En eaux troubles. "On n’avait rien, on n’avait pas de maison, on vivait sur nos bateaux. On avait une bande de copains qui était notre famille", confie-t-elle à l’AFP. "Moi, j’ai fait ma fille à 36 ans. Avant, je n’ai pas eu une vie de femme. J’ai eu une vie de patachon"… Quitte à parfois déraper, comme en 2010, lorsqu’elle est interpellée en état d’ivresse, au volant de sa voiture, dans le Var. Dans l'inca­pa­cité de souf­fler dans l'éthy­lo­mètre, celle qui, de port en port, a écumé les bars les plus miteux et levé le coude avec les plus coriaces flibus­tiers, est placée en garde à vue puis en cellule de dégri­se­ment. Après avoir bu la tasse et éclusé, la belle brune ne reste pas au creux de la vague, elle redres­se la barre et fait le tour des collèges de la région pour sensibiliser aux dangers de l’alcool.
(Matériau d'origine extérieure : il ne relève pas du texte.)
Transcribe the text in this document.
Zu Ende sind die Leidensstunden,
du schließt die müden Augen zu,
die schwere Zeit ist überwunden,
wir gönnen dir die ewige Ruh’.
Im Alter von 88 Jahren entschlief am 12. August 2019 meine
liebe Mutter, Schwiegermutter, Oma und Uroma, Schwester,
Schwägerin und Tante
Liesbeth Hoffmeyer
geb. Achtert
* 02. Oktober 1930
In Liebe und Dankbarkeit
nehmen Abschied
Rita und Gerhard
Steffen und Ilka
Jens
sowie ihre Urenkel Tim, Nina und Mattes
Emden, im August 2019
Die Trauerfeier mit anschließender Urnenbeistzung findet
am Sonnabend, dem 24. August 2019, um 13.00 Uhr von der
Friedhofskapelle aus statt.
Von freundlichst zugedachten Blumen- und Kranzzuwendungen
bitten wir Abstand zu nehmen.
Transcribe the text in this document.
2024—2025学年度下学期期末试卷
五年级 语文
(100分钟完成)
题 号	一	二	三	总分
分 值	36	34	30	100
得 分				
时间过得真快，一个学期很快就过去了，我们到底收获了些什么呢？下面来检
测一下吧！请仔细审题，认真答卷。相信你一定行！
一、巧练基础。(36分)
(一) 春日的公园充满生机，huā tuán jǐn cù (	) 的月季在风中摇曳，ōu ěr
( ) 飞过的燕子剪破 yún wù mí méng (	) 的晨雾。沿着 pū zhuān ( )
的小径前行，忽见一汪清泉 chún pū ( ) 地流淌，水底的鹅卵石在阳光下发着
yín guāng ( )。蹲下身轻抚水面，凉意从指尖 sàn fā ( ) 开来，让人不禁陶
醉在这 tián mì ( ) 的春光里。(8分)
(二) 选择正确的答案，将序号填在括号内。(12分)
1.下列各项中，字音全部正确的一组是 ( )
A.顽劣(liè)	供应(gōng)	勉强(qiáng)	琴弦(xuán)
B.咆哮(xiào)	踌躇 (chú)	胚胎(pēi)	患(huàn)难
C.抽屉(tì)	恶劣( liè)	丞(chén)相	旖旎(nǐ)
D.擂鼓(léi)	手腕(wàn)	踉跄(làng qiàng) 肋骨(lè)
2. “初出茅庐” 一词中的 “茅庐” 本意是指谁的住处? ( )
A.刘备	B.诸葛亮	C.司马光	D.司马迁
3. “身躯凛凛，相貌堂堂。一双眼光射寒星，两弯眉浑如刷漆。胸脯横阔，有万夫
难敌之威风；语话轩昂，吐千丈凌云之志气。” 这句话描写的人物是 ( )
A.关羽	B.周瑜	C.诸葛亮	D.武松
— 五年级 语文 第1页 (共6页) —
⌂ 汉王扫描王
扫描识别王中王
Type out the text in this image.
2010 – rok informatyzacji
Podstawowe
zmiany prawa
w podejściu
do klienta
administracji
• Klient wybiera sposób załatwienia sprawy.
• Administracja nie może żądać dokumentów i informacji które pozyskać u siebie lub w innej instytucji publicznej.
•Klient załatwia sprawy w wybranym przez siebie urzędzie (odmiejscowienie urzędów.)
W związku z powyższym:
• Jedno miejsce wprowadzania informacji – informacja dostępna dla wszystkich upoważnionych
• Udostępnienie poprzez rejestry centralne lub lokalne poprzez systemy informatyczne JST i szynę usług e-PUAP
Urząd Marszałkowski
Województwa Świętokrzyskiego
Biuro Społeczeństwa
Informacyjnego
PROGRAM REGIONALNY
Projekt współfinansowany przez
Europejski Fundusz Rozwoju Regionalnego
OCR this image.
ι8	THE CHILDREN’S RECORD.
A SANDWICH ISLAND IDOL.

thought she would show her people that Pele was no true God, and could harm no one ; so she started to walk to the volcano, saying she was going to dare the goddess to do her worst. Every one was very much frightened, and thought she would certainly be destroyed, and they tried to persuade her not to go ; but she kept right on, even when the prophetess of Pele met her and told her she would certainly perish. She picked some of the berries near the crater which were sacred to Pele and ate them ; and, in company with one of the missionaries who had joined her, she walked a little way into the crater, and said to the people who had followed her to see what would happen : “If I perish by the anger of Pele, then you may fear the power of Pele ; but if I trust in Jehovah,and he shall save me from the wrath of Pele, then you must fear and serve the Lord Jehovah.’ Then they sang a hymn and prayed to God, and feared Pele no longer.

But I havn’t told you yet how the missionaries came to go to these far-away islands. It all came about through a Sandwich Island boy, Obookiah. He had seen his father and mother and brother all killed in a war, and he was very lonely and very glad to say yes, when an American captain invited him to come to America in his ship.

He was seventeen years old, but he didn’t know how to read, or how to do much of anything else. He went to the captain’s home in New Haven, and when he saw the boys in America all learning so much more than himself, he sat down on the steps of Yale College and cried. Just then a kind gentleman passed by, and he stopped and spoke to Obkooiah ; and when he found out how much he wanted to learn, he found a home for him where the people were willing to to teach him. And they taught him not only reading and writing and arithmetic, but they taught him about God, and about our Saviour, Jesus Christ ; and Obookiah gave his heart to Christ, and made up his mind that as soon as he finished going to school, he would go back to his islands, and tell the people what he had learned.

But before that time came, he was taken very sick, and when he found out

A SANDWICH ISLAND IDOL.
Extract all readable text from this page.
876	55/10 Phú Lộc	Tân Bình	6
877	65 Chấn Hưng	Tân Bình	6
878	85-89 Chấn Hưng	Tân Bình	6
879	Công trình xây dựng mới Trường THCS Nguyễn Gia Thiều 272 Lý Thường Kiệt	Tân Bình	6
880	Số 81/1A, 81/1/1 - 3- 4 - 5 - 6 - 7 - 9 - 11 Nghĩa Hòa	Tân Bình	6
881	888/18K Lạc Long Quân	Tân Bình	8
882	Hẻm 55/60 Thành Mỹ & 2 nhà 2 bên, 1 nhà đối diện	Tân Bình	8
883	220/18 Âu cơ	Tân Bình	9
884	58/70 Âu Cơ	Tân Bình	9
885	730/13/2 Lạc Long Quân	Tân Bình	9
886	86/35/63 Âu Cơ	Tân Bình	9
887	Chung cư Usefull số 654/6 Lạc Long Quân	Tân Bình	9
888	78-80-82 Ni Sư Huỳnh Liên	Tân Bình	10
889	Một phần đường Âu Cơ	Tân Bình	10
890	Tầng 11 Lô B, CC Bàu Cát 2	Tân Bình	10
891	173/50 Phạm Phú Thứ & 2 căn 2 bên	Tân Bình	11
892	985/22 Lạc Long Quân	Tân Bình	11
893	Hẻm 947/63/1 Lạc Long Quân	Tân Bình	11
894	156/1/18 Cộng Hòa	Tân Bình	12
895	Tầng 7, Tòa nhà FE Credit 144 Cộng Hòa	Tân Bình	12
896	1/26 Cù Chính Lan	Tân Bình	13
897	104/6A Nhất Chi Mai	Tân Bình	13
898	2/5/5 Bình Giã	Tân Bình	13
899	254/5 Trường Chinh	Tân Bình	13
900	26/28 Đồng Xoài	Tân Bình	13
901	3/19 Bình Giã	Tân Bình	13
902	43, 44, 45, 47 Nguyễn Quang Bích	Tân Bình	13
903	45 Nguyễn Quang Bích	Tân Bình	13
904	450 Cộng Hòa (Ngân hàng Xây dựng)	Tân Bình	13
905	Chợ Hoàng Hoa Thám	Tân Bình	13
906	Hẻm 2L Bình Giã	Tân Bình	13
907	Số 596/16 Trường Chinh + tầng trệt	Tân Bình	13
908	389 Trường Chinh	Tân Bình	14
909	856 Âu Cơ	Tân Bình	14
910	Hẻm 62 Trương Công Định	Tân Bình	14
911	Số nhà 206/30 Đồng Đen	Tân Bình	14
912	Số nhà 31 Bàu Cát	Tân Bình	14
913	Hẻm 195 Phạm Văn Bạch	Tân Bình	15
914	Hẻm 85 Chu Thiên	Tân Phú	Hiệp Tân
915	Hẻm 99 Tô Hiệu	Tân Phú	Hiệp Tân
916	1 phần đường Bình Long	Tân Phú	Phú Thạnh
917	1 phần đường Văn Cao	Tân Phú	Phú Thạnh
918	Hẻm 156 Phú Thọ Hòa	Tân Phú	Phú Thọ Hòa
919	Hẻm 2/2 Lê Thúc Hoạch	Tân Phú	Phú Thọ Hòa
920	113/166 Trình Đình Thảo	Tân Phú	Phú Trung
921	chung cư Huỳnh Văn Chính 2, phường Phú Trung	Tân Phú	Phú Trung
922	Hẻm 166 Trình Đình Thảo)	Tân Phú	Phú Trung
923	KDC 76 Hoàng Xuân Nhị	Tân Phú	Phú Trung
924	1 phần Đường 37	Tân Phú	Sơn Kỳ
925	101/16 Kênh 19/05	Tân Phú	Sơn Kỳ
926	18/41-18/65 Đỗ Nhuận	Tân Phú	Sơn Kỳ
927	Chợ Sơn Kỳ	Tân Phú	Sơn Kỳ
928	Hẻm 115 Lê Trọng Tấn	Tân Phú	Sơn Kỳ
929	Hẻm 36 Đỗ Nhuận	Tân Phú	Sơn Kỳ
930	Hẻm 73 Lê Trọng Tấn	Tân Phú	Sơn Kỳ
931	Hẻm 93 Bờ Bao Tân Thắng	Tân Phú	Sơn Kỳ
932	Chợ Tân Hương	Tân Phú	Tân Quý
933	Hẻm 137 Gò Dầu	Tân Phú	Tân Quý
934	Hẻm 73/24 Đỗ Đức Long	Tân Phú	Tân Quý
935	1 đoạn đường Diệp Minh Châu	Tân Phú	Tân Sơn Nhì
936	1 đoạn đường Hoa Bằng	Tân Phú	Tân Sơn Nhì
Sirène et alarme. En octobre 2011, "Flo" échappe au pire, après être tombée de son bateau en pleine nuit au large du Cap Corse. Equipée d’une lampe frontale et d’un téléphone portable étanche, elle réussit à donner l’alerte. Deux heures après son appel, elle est récupérée saine et sauve par un hélicoptère, consciente mais en état d’hypothermie. "Ce n’était pas mon jour, il y a eu de vrais miracles", sourit-elle à son retour chez elle, à Marseille.

Tristesse et larmes. Pas du genre à jeter une bouteille à la mer, Florence Arthaud avait l'âme d'un mate­lot. Elle est partie rejoindre les étoiles et laisse des centaines de milliers d'admirateurs en deuil.